19年前に男性育休を取得したおおかみ氏に聞く

 妻とこどもを愛し、会社を休み、自身の手であかちゃんの世話をする。そんな育休生活に憧れるサラリーマンはごまんといるはず。とはいえ、それを実行できた人はどのくらいいるだろうか。

 出産直後に短期間の休みをとる程度であれば、その気になれば誰でもできる。だが長期間、会社を休んで家事育児を行うには覚悟が必要だ。

 不安の1つは復職後のキャリア。多くの日本企業では、男性育休の前例がまだまだ少なく、復職後のキャリアについては不透明な部分がある。悩んだ揚げ句、リスクを恐れて普通に働き、ほんの少しの後悔を抱えて年を重ねる人もいるはずだ。

 だが本当に育休をとった男性の末路は悲惨なのだろうか。19年前に育休を取得し、今は早期退職、隠居しているおおかみ氏に話を聞いた。


ーーまずはご家族のことについてお伺いしたいのですが。

おおかみ 会社では同期の妻と、長女のブー、次女のフー、長男のウーの5人家族です。

ーー奥様は同期だったんですね。育休はいつ取得されたのですか。

おおかみ 末っ子のウーが1歳の1年間です。そのときフーは4歳、ブーは8歳でした。2004年なので、もう19年前になります。

ーーブーさんが小学生、他の2人はどうされていたのですか?

おおかみ フーは幼稚園生でした。私の前に妻が育休をとっていたので、ウーは保育園には行かずに家にいました。

ーー奥様は育休をとっていたのですね。

おおかみ はい、フーとウーの時にそれぞれ1年間取得していました。ブーの時は産前産後休暇だけで復職しました。


妻が専業主婦になるのがいやだった?

ーーおおかみさんが育休を取得したきっかけは何だったのでしょう。

おおかみ ブーとフーのときは、私の両親も若かったので、週の半分くらいはこどもの世話をしてもらえたのですが、あかちゃん含めて3人となると体力的にもきびしいかなというのがありました。
 そういった背景もあり、妻が専業主婦のカードをちらつかせはじめたのがきっかけだったかも知れません。

ーー奥様が専業主婦になるのが嫌だったと。

おおかみ 嫌というより、とてもとてもうらやましく思えて…。”ずるいぞ!”って感じでした。そこで専業主婦になりたいオーラで話をしてきた妻に言ったんです。「同期で稼ぎもそう違わないんだから、君が専業主婦になるんじゃなくて、僕が専業主夫になるって方法もあるよね」って。

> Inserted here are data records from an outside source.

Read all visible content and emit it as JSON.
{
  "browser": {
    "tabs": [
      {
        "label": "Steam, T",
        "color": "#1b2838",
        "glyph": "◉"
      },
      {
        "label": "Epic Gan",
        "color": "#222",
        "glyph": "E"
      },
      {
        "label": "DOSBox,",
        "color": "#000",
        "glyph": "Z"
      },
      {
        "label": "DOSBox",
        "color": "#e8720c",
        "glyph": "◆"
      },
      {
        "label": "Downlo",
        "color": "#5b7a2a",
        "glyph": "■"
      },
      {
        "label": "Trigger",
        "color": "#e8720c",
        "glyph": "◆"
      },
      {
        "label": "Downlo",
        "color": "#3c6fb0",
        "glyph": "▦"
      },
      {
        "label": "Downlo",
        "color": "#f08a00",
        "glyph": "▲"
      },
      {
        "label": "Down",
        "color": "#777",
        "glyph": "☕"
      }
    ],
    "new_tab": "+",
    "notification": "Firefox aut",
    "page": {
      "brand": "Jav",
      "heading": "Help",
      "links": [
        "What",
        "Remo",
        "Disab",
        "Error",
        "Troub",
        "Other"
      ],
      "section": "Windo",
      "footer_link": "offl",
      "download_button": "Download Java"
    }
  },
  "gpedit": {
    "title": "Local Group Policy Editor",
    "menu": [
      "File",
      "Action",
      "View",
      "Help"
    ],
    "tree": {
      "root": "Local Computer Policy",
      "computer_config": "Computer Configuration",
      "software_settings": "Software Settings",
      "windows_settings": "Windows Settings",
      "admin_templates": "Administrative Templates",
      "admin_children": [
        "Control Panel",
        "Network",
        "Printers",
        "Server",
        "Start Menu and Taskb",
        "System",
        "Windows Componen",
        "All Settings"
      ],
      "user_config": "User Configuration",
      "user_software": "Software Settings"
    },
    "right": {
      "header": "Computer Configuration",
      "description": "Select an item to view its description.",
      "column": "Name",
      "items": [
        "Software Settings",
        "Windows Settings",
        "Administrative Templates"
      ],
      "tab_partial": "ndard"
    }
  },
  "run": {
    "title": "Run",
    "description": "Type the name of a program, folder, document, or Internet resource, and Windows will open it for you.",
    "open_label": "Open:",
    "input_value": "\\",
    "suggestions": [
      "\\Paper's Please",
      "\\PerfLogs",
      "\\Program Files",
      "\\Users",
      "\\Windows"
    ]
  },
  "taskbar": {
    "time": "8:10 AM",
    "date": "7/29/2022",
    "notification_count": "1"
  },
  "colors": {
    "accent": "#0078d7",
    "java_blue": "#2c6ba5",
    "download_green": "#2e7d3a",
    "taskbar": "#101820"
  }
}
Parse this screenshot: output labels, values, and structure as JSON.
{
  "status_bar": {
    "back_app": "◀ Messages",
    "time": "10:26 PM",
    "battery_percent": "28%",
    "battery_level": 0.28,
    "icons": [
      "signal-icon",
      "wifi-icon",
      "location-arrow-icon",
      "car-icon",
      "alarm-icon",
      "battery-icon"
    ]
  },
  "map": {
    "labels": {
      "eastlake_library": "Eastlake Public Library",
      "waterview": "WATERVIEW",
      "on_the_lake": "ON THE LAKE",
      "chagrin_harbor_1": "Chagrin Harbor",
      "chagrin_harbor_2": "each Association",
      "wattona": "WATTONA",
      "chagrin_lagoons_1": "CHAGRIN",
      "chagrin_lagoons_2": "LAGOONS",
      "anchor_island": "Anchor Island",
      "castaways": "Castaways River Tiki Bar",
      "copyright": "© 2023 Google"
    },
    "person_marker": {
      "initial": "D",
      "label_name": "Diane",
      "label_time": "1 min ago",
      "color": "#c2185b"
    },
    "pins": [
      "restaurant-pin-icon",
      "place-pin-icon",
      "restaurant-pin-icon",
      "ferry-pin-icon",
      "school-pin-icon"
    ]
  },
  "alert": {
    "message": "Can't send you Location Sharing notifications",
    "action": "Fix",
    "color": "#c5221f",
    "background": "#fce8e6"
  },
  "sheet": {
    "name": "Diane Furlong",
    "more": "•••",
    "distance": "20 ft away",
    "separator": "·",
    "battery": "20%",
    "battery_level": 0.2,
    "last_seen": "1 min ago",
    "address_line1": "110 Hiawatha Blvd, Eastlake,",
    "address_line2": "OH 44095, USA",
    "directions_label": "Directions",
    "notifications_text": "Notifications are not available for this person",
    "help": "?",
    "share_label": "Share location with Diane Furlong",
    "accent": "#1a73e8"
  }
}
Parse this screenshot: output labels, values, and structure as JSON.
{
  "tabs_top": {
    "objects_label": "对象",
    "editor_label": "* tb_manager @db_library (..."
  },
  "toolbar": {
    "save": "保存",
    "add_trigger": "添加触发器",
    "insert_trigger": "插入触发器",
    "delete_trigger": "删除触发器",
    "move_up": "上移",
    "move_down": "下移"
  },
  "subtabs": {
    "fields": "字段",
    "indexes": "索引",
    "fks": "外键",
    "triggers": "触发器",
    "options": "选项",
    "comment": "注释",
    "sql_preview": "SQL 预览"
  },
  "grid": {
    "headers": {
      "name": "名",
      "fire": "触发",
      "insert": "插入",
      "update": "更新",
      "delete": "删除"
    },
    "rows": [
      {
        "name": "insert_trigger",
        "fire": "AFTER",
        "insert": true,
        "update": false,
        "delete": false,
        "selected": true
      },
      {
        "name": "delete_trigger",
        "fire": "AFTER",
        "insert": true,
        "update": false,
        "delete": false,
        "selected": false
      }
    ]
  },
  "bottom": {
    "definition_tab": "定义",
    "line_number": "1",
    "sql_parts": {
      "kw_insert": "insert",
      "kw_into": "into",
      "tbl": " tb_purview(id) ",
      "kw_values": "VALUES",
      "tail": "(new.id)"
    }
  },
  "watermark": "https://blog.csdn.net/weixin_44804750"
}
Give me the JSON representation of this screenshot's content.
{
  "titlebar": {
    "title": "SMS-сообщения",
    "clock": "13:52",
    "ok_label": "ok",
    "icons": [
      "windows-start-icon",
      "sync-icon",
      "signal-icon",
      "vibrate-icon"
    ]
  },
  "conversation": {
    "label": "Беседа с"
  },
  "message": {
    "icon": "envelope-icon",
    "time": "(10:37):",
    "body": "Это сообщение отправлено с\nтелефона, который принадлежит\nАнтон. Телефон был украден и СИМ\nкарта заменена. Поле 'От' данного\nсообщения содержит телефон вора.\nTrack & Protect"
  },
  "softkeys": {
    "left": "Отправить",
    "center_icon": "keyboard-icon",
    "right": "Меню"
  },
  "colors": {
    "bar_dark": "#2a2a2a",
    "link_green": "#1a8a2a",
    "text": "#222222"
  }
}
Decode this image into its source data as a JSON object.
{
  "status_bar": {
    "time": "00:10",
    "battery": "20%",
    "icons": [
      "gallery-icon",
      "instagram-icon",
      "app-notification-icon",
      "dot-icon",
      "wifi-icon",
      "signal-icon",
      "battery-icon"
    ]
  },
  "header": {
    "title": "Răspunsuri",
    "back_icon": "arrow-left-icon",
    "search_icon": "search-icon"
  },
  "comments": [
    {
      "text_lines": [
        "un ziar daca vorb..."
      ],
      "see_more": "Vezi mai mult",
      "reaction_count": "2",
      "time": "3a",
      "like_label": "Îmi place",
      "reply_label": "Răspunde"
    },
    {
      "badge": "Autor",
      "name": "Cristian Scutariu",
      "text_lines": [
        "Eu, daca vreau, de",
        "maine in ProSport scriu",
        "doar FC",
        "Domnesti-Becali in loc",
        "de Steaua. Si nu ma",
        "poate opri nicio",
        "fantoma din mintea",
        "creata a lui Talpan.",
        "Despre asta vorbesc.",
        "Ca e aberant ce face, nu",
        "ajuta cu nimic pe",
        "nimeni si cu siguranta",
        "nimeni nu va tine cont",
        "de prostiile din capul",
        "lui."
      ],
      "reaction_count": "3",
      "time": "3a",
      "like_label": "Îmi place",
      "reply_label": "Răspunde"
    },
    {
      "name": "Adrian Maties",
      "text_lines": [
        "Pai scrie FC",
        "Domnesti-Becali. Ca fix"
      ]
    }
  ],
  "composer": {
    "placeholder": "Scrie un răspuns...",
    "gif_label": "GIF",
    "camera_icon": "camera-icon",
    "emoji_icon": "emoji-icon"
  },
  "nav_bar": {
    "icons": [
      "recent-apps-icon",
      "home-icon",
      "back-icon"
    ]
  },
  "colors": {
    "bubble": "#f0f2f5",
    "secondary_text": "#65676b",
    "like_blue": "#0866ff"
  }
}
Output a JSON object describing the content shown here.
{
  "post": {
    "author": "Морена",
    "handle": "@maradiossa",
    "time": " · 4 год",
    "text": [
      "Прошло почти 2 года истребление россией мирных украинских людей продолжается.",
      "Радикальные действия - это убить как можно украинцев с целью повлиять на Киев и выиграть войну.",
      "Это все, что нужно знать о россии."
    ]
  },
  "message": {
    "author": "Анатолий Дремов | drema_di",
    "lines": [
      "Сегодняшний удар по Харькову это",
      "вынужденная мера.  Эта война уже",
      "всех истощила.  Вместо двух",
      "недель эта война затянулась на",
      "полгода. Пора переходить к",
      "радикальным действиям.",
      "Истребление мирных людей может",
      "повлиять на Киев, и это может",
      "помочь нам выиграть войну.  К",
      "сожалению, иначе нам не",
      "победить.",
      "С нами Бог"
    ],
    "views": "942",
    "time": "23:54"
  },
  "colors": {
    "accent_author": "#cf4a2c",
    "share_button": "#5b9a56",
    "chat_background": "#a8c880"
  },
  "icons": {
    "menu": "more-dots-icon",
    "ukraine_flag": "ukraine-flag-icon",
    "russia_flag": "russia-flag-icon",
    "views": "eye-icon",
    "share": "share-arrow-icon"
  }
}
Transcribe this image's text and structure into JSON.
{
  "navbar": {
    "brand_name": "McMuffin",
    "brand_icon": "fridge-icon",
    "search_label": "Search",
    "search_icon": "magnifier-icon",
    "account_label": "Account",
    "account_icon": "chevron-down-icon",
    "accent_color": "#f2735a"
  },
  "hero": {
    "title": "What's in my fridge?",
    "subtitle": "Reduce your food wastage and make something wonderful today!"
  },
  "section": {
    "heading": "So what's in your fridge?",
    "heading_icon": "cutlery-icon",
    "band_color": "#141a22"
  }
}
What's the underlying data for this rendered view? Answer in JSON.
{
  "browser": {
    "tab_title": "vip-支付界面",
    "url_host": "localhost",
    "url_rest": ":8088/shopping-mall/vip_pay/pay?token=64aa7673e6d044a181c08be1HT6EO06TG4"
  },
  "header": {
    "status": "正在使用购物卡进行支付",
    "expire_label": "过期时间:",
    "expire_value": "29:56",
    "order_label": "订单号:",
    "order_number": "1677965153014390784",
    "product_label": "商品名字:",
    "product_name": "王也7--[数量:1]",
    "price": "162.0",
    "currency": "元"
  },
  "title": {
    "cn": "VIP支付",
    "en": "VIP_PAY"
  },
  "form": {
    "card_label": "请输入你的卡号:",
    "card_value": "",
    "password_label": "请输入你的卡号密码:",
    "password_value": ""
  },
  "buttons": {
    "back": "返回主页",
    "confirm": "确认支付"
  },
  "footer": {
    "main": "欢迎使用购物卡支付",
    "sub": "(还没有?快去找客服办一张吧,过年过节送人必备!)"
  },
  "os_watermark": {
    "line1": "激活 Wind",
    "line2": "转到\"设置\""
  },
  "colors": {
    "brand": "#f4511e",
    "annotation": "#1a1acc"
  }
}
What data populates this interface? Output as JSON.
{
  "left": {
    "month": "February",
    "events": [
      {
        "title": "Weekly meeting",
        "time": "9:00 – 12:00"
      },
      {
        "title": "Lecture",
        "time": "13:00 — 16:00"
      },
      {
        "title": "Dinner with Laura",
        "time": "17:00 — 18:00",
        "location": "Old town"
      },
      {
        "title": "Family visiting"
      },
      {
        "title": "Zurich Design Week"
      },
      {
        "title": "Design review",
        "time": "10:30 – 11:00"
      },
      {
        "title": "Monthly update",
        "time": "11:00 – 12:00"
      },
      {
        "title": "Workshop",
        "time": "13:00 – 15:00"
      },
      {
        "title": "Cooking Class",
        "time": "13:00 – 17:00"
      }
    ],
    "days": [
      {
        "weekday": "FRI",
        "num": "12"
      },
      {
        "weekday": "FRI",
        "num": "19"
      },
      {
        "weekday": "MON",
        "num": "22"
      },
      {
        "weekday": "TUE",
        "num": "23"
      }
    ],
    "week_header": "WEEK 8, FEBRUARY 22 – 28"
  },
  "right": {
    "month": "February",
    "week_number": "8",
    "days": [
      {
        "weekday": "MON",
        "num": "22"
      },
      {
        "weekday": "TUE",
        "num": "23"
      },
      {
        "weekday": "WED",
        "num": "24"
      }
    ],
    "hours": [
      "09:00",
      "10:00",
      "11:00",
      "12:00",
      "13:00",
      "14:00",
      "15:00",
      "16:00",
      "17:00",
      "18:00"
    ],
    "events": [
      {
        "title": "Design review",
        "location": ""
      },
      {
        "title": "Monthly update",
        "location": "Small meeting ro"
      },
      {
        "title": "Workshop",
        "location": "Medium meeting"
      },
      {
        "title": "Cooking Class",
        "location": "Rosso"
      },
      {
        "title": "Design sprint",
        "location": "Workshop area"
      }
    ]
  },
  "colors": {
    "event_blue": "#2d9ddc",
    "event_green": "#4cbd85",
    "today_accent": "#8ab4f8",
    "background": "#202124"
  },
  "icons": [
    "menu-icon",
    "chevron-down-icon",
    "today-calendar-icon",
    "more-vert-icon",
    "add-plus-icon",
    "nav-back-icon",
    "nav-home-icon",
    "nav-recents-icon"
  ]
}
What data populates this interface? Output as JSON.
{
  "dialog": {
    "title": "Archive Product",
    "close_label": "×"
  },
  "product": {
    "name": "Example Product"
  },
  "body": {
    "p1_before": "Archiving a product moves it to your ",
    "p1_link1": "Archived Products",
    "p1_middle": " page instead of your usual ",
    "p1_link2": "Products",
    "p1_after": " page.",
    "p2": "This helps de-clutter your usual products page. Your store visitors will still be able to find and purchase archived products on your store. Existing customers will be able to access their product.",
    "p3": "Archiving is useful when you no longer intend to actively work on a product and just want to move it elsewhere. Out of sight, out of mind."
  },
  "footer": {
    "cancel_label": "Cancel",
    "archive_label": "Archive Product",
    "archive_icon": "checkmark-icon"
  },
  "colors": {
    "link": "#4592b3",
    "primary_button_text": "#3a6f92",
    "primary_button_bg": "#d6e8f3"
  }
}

ーー昭和な価値観だとなかなか言えないセリフですね。奥様の反応はいかがでしたか。

おおかみ 私がそんなことを言うとは思っていなかったと見えて、驚いていましたね。しばらく口を開けて沈黙してました。私が家事も育児も妻と同等にやっていたので、反論するのも難しかったのだと思います。このときは自分が家事も育児もやっておいて良かったと思いましたね。好きでやってたんですけど。

ーーおふたりとも専業主婦/夫希望だったのに、専業主婦にも専業主夫にもならなかった。

おおかみ どちらも専業主婦/夫の仕事をこなしていて、どちらも専業主婦/夫になりたかったので、合理的にどちらかを選ぶことが出来なかったんですね。強いて言うなら私のほうがちょっとだけ収入が多かったのですが、妻に「君は育休で2年も休んだんだから、次は僕が休んでもいいよね」と理屈にならない理屈をごねた覚えがあります。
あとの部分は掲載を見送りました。